Molt Honorable?

La política catalana ha descendido a tal nivel de trilerismo, trampa y marrullería que ya casi nada de lo que sucede puede escandalizarnos. Cuando se ha hecho del engaño constante a propios y extraños el medio de supervivencia política ya todo es posible. Cuando a la mentira se unen la zafiedad, la mezquindad y un casi infantil juego del escondite, la honorabilidad de un gobernante queda hecha trizas, por mucho que el cargo lleve protocolariamente añadido el tratamiento de “Molt Honorable”.

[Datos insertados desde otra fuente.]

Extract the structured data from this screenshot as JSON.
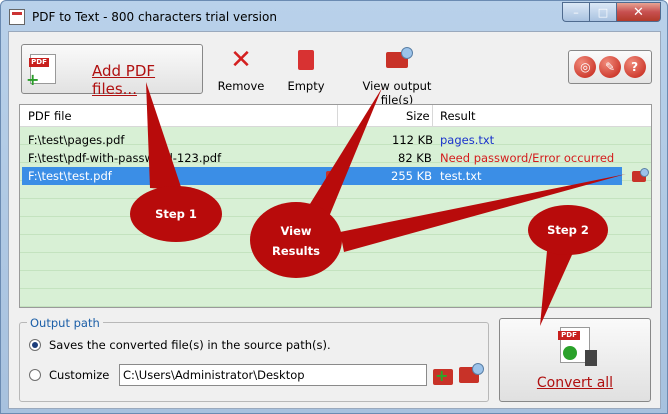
{
  "window": {
    "title": "PDF to Text - 800 characters trial version"
  },
  "caption": {
    "minimize": "–",
    "maximize": "□",
    "close": "✕"
  },
  "toolbar": {
    "add_label": "Add PDF files...",
    "add_icon_tag": "PDF",
    "remove_label": "Remove",
    "empty_label": "Empty",
    "view_output_label": "View output file(s)",
    "remove_icon": "red-x-icon",
    "empty_icon": "recycle-bin-icon",
    "view_output_icon": "folder-magnifier-icon"
  },
  "utility_buttons": {
    "web": "◎",
    "register": "✎",
    "help": "?"
  },
  "grid": {
    "columns": [
      "PDF file",
      "Size",
      "Result"
    ],
    "rows": [
      {
        "file": "F:\\test\\pages.pdf",
        "size": "112 KB",
        "result": "pages.txt",
        "result_color": "#1a33cc"
      },
      {
        "file": "F:\\test\\pdf-with-password-123.pdf",
        "size": "82 KB",
        "result": "Need password/Error occurred",
        "result_color": "#d41c1c"
      },
      {
        "file": "F:\\test\\test.pdf",
        "size": "255 KB",
        "result": "test.txt",
        "result_color": "#ffffff",
        "selected": true
      }
    ]
  },
  "output": {
    "legend": "Output path",
    "option_source": "Saves the converted file(s) in the source path(s).",
    "option_custom": "Customize",
    "custom_path": "C:\\Users\\Administrator\\Desktop"
  },
  "convert": {
    "label": "Convert all",
    "icon_tag": "PDF"
  },
  "callouts": {
    "step1": "Step 1",
    "view_results": [
      "View",
      "Results"
    ],
    "step2": "Step 2"
  },
  "colors": {
    "callout_red": "#b80b0b",
    "link_red": "#b01010",
    "selection_blue": "#3b8ee6",
    "grid_green": "#d8f0d5"
  }
}
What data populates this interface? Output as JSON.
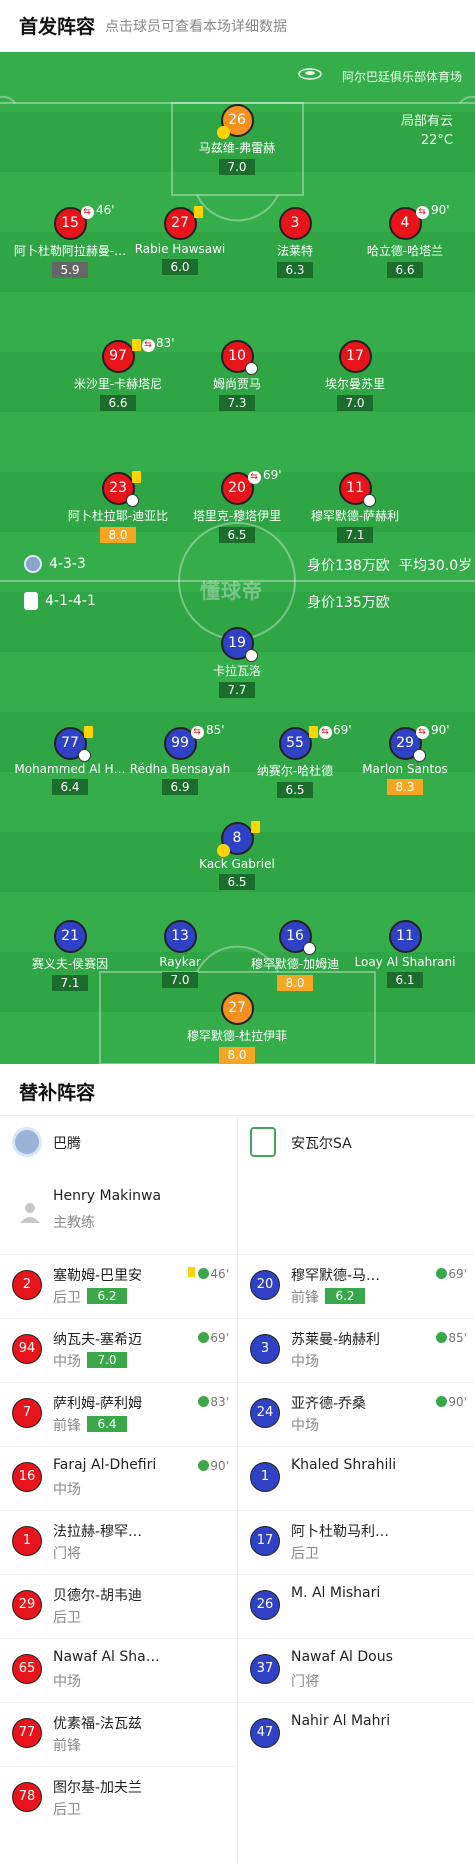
{
  "header": {
    "title": "首发阵容",
    "subtitle": "点击球员可查看本场详细数据"
  },
  "pitch": {
    "venue": "阿尔巴廷俱乐部体育场",
    "weather": "局部有云",
    "temperature": "22°C",
    "watermark": "懂球帝",
    "home": {
      "formation": "4-3-3",
      "value": "身价138万欧",
      "avg_age": "平均30.0岁",
      "color": "#e8141b"
    },
    "away": {
      "formation": "4-1-4-1",
      "value": "身价135万欧",
      "color": "#2f42c6"
    }
  },
  "home_players": [
    {
      "num": "26",
      "name": "马兹维-弗雷赫",
      "rating": "7.0",
      "captain": "c"
    },
    {
      "num": "15",
      "name": "阿卜杜勒阿拉赫曼-…",
      "rating": "5.9",
      "sub_min": "46'"
    },
    {
      "num": "27",
      "name": "Rabie Hawsawi",
      "rating": "6.0"
    },
    {
      "num": "3",
      "name": "法莱特",
      "rating": "6.3"
    },
    {
      "num": "4",
      "name": "哈立德-哈塔兰",
      "rating": "6.6",
      "sub_min": "90'"
    },
    {
      "num": "97",
      "name": "米沙里-卡赫塔尼",
      "rating": "6.6",
      "sub_min": "83'"
    },
    {
      "num": "10",
      "name": "姆尚贾马",
      "rating": "7.3"
    },
    {
      "num": "17",
      "name": "埃尔曼苏里",
      "rating": "7.0"
    },
    {
      "num": "23",
      "name": "阿卜杜拉耶-迪亚比",
      "rating": "8.0"
    },
    {
      "num": "20",
      "name": "塔里克-穆塔伊里",
      "rating": "6.5",
      "sub_min": "69'"
    },
    {
      "num": "11",
      "name": "穆罕默德-萨赫利",
      "rating": "7.1"
    }
  ],
  "away_players": [
    {
      "num": "19",
      "name": "卡拉瓦洛",
      "rating": "7.7"
    },
    {
      "num": "77",
      "name": "Mohammed Al H…",
      "rating": "6.4"
    },
    {
      "num": "99",
      "name": "Rédha Bensayah",
      "rating": "6.9",
      "sub_min": "85'"
    },
    {
      "num": "55",
      "name": "纳赛尔-哈杜德",
      "rating": "6.5",
      "sub_min": "69'"
    },
    {
      "num": "29",
      "name": "Marlon Santos",
      "rating": "8.3",
      "sub_min": "90'"
    },
    {
      "num": "8",
      "name": "Kack Gabriel",
      "rating": "6.5",
      "captain": "c"
    },
    {
      "num": "21",
      "name": "赛义夫-侯赛因",
      "rating": "7.1"
    },
    {
      "num": "13",
      "name": "Raykar",
      "rating": "7.0"
    },
    {
      "num": "16",
      "name": "穆罕默德-加姆迪",
      "rating": "8.0"
    },
    {
      "num": "11",
      "name": "Loay Al Shahrani",
      "rating": "6.1"
    },
    {
      "num": "27",
      "name": "穆罕默德-杜拉伊菲",
      "rating": "8.0"
    }
  ],
  "subs": {
    "title": "替补阵容",
    "home_team": "巴腾",
    "away_team": "安瓦尔SA",
    "coach": {
      "name": "Henry Makinwa",
      "role": "主教练"
    },
    "home": [
      {
        "num": "2",
        "name": "塞勒姆-巴里安",
        "pos": "后卫",
        "rating": "6.2",
        "min": "46'"
      },
      {
        "num": "94",
        "name": "纳瓦夫-塞希迈",
        "pos": "中场",
        "rating": "7.0",
        "min": "69'"
      },
      {
        "num": "7",
        "name": "萨利姆-萨利姆",
        "pos": "前锋",
        "rating": "6.4",
        "min": "83'"
      },
      {
        "num": "16",
        "name": "Faraj Al-Dhefiri",
        "pos": "中场",
        "min": "90'"
      },
      {
        "num": "1",
        "name": "法拉赫-穆罕…",
        "pos": "门将"
      },
      {
        "num": "29",
        "name": "贝德尔-胡韦迪",
        "pos": "后卫"
      },
      {
        "num": "65",
        "name": "Nawaf Al Sha…",
        "pos": "中场"
      },
      {
        "num": "77",
        "name": "优素福-法瓦兹",
        "pos": "前锋"
      },
      {
        "num": "78",
        "name": "图尔基-加夫兰",
        "pos": "后卫"
      }
    ],
    "away": [
      {
        "num": "20",
        "name": "穆罕默德-马…",
        "pos": "前锋",
        "rating": "6.2",
        "min": "69'"
      },
      {
        "num": "3",
        "name": "苏莱曼-纳赫利",
        "pos": "中场",
        "min": "85'"
      },
      {
        "num": "24",
        "name": "亚齐德-乔桑",
        "pos": "中场",
        "min": "90'"
      },
      {
        "num": "1",
        "name": "Khaled Shrahili",
        "pos": ""
      },
      {
        "num": "17",
        "name": "阿卜杜勒马利…",
        "pos": "后卫"
      },
      {
        "num": "26",
        "name": "M. Al Mishari",
        "pos": ""
      },
      {
        "num": "37",
        "name": "Nawaf Al Dous",
        "pos": "门将"
      },
      {
        "num": "47",
        "name": "Nahir Al Mahri",
        "pos": ""
      }
    ]
  }
}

Hace unas semanas la vicepresidenta del gobierno español lanzó al presidente de la Generalidad de Cataluña un guante escrupulosamente legal e impecablemente democrático: si quiere modificar la soberanía nacional de España, acuda a la sede de esta, plantee una propuesta y sométala a votación en sesión plenaria de las Cortes. El presidente catalán, pillado por primera vez en fuera de juego, apenas acertó a rechazar primero la propuesta y a hacer gala después de una insoportable mezcla de soberbia y cobardía al decir que solo acudiría con un acuerdo previo. Es decir, con el resultado amañado de antemano. 

Esa decisión tuvo efectos duros para los independentistas: muchos reprocharon a su líder la no aceptación del reto, y se evidenció por vez primera que la proclamada voluntad de diálogo permanente de los nacionalistas era absolutamente falsa.

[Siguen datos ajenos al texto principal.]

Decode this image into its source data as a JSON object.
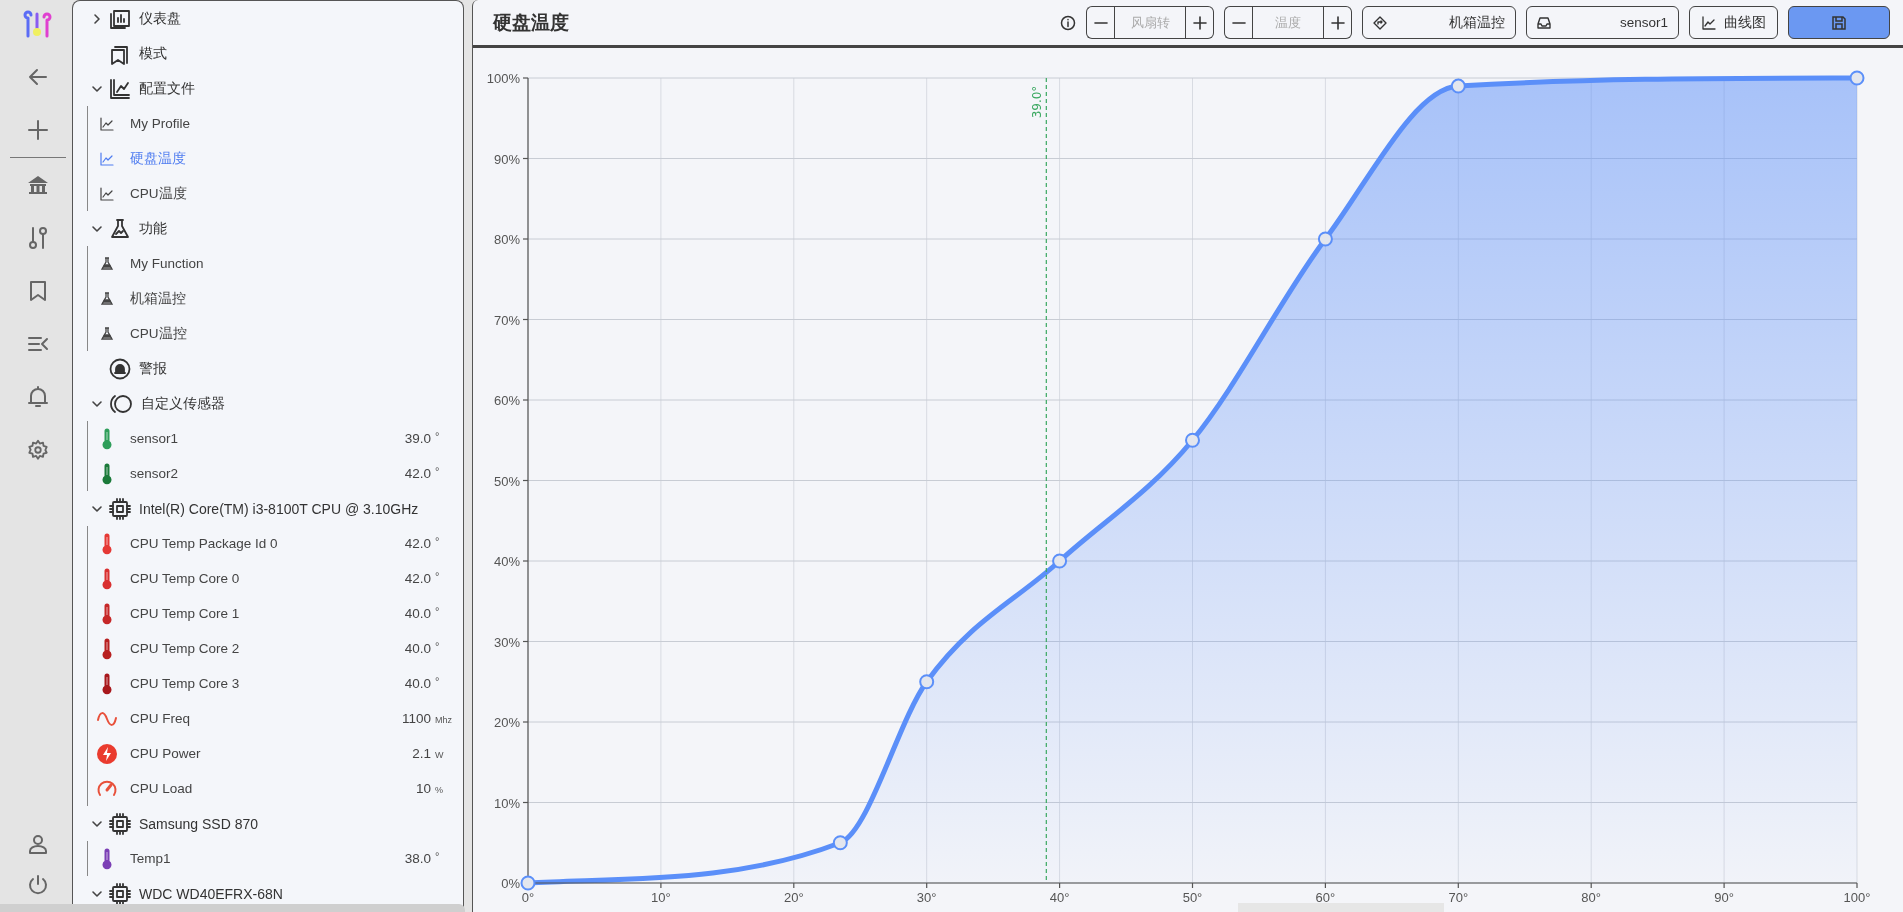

Ahora parece que Puigdemont, no sin antes lanzar la bravuconada de anunciar (que no convocar) fecha y pregunta para su referéndum golpista, ha decidido que a lo mejor sí le conviene ir al Congreso. Y ahora ya no pide un acuerdo previo. Pero también quiere eludir el debate y la votación, y plantea a la presidenta del congreso una fórmula tramposa y confusa, como aceptando pero sin aceptar, como perdonando condescendientemente la vida. Esta es la carta: 

Y esta vez el gobierno, que sabe que su inicial invitación a acudir al congreso ha hecho pupa, ha sido raudo y eficaz en la respuesta:


En tres párrafos deja con el culo de las contradicciones al aire al presidente catalán y le recuerda lo que muchos, lamentablemente incluso en el bando constitucionalista, no quisieron entender cuando la vicepresidenta lo expuso: la propuesta no era acudir al congreso a hablar sobre la soberanía nacional y mucho menos a negociar sobre ella, sino presentar una proposición de ley, en el formato que fuese, que fuese debatida y sometida a votación. Y por supuesto derrotada, y es que eso es justamente la democracia y el respeto a la legalidad.

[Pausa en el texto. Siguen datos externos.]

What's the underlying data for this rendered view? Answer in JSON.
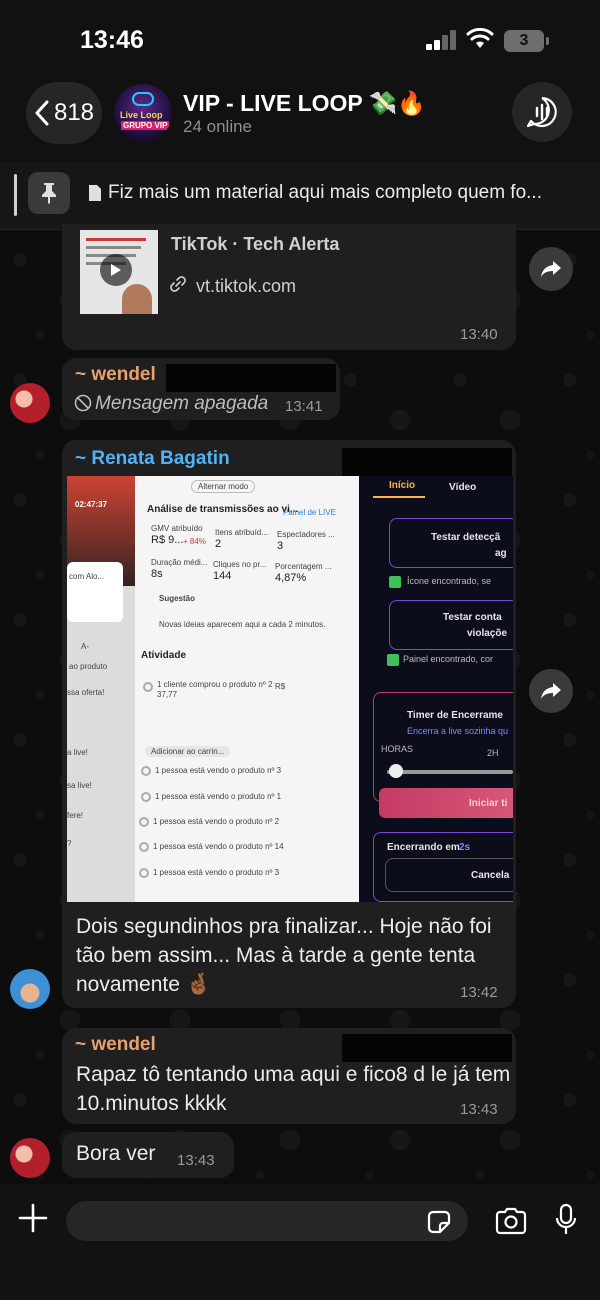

Los bandazos del presidente Puigdemont y sus intentos de acudir a regañadientes a las Cortes a soltar su discurso sin tener que entrar ni en un debate ni mucho menos en una votación le han dejado finalmente en una posición muy deshonrosa. Ha mostrado cobardía, una marrullería indigna del cargo y una inconsistencia realmente vergonzosa. Un auténtico compendio de las principales “virtudes” del proceso golpista y de sus principales actores. Una demostración más de una superioridad moral e intelectual que jamás ha existido, y que se deshace como un azucarillo cuando se la enfrenta a la lógica democrática.

En suma, una postura que nada tiene que ver con la protocolaria y supuesta honorabilidad que lleva aparejada el cargo de presidente de la Generalidad de Cataluña.